I followed Kevin from the narrow front hall a few steps into a small but bright open room with olive-green wall-to-wall carpeting. There were a few colorful pictures on the walls and some shelves displaying yoga books. “You can change in there,” Kevin pointed me towards a door that led into a changing room that was tiny but tidy and cared for.

Kevin was waiting for me back out in the main room. “We’ll be starting in a few minutes,” he smiled. “Come on, I’ll show you into the hall.” Again I followed him back towards the front door, into the narrow hall with its black and white tiles where Kevin slid open a door I hadn’t noticed before. “Just go on in,” he whispered, “and sit on the left side.”

The room was almost completely dark with just enough light to make out the shapes of six or seven people sitting and facing the front of the room. I picked my way carefully over to the left side, noticing a narrow aisle had been marked out that cut through the center of the long room. I spread my towel and sat cross-legged like everyone else. The women were on this side of the aisle and the men were on the other side. How strange. There was some kind of music playing and the people in the room had their eyes closed and were murmuring along in a practiced way, uttering words I did not understand, as if they were a secret code. This didn’t feel like any place I could ever be a part of. The party had gotten started too long ago.

I heard the door slide open at the back and someone stride up the aisle to the front of the room where there was a little more light. It was a man. He stooped for a moment over something in the corner, bringing down the sound of the music and then sat down back in the center of the room, facing us as the lights in the whole room came up slowly and gently.

The man was smiling. His hair was brown though bald on top. His face was young though he was older than me. In his thirties, I thought. Behind him was a strange oversize chair with a framed photograph of an Indian man placed upon it. There was a little table to the side with a rose in a vase. I just wanted a good exercise class.

The man began to talk to us. He said his name was Natvar, a name that seemed to match the unusual accent he had – it wasn’t French or German or Spanish, none of the ones I was familiar with.
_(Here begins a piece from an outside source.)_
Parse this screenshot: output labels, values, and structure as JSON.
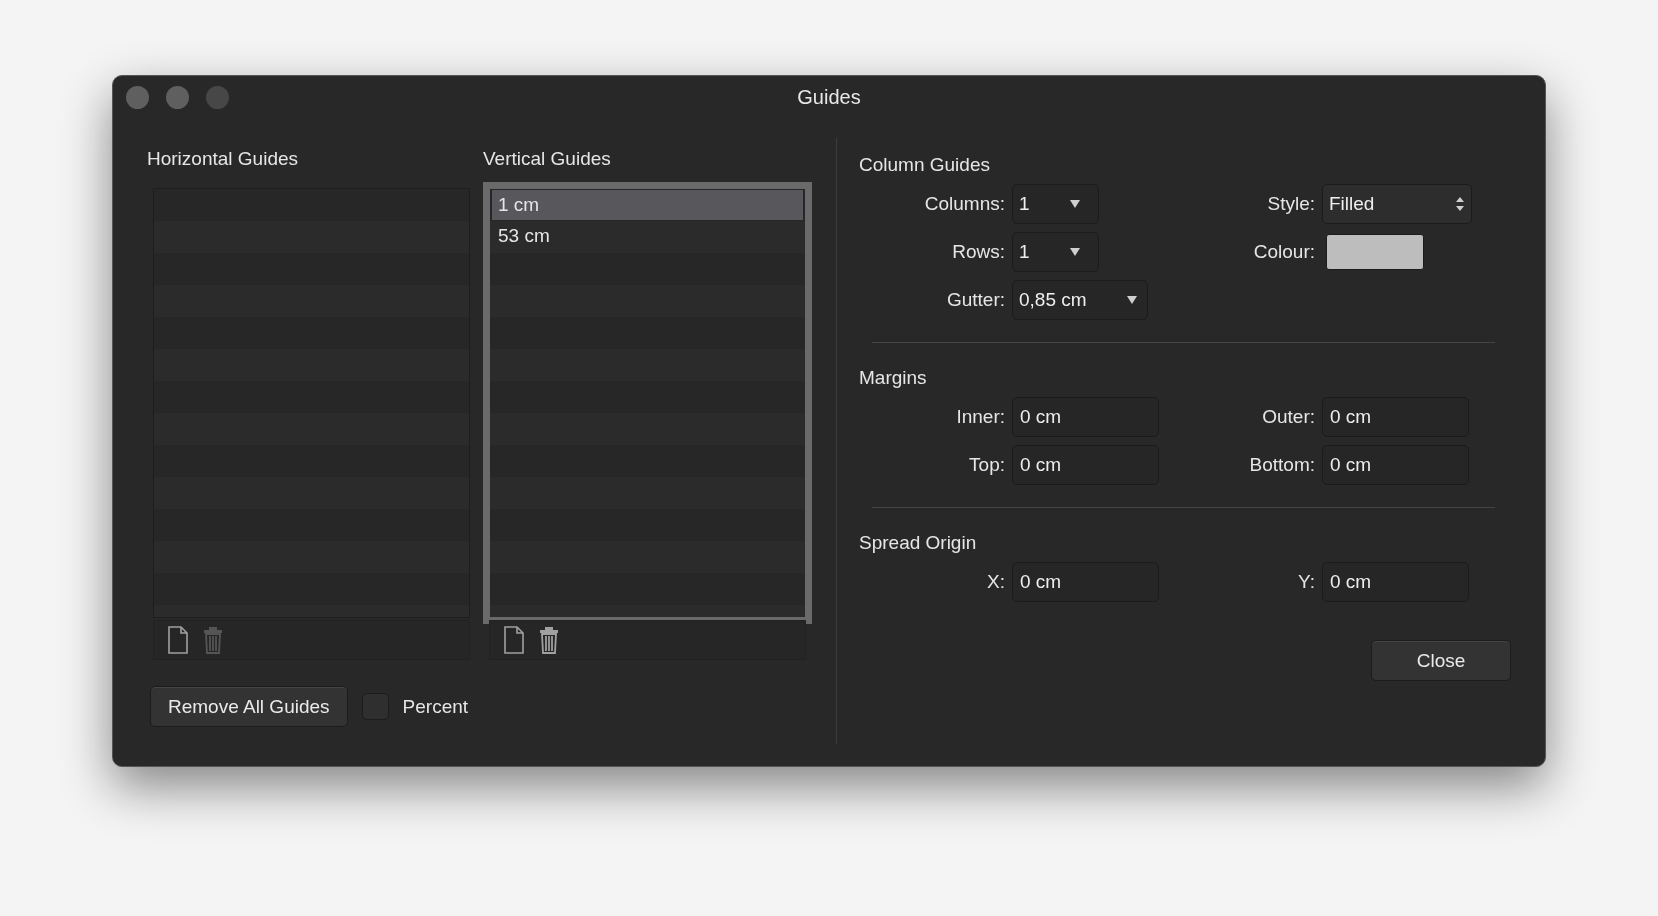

His English though came easily. He didn’t give us a lecture on yoga. Instead, he spoke of things he had noticed on his ride over on the subway – an old woman, a young boy with a skateboard. He made them seem important. I liked the way he described the subway, the walk up Eighth Avenue. He had vigor and energy and seemed really happy to be talking to us and about to teach a yoga class.

I listened to every word. I had never heard anyone talk like this before. Not like a teacher. Not like a friend. I felt I knew this man from the inside, like he knew me. That we were relatives in some way, that our inner worlds were similar. It was like finding a book by an author who speaks for you. This man was putting into words pieces of myself I didn’t know could be voiced.

5 comments:

Anonymous said...

Key turning point piece, written with such grace.

thepeacegarden said...

I do hope this is 'to be continued'

MartaSzabo said...

Thank you, dear Readers. And readers really are dear, let me tell you! Thank you for taking a look, and yes, this is very much to be continued. The last several pieces (except of course for the one about the Honest Scrap Award) are the beginning of the manuscript that is now unrolling.

thepeacegarden said...

I just finished reading the Guru Looked Good - have been glued to it for the last few days, whenever I had the chance. I was one of the blog followers last year.

MartaSzabo said...

Thank you, Peace Garden, that's great! I am always happy to hear that someone is enjoying that book! The blog, though, was in 2007 -- THREE years ago! Wow. Nice to meet you and thank you so much for your support.